The Notice provides that the ATEO and the public university would each be liable for a share of the excise tax on remuneration over $1 million in proportion to the remuneration paid by each employer, assuming that the coach is a covered employee of the ATEO, including remuneration from the university and any other related organization.
Colleges and universities should consult with their advisors to identify the basis under which their income is or is not subject to federal income tax. If the institution is a state or political subdivision or an integral part of a state or political subdivision that also holds a section 501(c)(3) determination letter, the institution should carefully weigh any impact on donors, outstanding bond financing, existing benefit plans, and other tax and public relations aspects before voluntarily relinquishing exempt status under section 501(a).
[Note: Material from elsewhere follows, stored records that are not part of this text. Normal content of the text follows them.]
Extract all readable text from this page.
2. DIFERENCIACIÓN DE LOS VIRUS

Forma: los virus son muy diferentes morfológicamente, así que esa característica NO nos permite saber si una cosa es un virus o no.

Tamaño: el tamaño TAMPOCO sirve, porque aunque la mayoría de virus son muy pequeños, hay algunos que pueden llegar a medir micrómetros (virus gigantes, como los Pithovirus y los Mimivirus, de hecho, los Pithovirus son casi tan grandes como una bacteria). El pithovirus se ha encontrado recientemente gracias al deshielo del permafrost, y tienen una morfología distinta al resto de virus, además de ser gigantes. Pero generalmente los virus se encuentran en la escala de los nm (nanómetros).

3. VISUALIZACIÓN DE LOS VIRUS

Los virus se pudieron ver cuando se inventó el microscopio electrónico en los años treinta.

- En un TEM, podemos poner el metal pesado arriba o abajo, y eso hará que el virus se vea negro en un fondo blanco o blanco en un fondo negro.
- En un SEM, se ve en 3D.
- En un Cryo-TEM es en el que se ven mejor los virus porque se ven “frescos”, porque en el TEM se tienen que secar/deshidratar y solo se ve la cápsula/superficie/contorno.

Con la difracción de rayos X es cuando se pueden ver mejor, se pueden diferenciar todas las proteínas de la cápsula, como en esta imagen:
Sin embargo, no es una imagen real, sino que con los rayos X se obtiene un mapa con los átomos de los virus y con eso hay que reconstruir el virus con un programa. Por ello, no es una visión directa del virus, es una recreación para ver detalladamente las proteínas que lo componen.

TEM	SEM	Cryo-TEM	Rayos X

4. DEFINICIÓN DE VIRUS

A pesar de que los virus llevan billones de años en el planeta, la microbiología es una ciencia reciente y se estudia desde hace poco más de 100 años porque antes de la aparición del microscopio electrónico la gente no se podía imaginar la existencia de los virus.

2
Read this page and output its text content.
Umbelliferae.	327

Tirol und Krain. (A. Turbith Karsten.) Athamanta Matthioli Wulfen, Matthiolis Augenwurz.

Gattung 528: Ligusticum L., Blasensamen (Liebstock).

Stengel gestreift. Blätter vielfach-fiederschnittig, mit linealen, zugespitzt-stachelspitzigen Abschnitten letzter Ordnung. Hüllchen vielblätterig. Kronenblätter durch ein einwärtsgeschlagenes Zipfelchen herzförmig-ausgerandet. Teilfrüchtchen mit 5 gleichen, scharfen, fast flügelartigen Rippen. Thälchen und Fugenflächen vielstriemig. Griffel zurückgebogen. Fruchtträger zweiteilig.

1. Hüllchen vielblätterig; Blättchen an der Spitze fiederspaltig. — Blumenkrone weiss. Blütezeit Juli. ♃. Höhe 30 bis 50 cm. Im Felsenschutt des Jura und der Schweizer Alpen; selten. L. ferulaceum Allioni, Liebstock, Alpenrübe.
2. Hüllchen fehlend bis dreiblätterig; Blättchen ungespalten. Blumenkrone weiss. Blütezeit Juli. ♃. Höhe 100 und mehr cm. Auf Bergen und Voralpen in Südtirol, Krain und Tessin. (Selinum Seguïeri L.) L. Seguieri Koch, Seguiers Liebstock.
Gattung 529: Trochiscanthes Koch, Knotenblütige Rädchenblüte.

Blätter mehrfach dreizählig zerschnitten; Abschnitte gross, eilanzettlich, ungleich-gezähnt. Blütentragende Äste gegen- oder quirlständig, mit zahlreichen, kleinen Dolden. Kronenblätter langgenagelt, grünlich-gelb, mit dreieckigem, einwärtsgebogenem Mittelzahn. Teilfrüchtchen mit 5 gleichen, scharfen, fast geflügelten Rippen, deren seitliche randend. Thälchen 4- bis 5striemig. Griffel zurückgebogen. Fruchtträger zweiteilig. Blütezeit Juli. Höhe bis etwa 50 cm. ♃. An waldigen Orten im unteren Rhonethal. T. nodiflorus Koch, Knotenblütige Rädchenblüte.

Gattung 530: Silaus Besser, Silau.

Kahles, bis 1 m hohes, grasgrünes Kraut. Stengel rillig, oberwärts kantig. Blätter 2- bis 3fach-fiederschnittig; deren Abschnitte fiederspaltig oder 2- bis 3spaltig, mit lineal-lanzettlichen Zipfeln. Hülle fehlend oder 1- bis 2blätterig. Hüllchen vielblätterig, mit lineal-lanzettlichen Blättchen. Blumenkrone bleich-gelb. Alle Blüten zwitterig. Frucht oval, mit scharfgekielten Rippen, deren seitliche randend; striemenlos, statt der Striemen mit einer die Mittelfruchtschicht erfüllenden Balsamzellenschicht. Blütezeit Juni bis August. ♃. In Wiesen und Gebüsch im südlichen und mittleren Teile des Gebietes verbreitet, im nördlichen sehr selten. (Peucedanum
In addition, colleges and universities should examine any shared employment arrangements with related organizations and obtain information on any volunteer offices held by its highly compensated employees at related organizations to identify risks for excise tax liability.
Furthermore, Section 4960 may be amended by technical correction, or otherwise, to specifically impose the excise tax on public colleges and universities in keeping with the supposed intent to address significant compensation packages for coaches and others at some large public universities.
Notice 2019-09 provides that the IRS and Treasury intend to issue proposed regulations under Section 4960. The proposed regulations are expected to propose rules similar to the provisions in Notice 2019-09 and to address issues raised since the notice was published.
The content in this blog post is for general information purposes only and should not be considered tax or legal advice.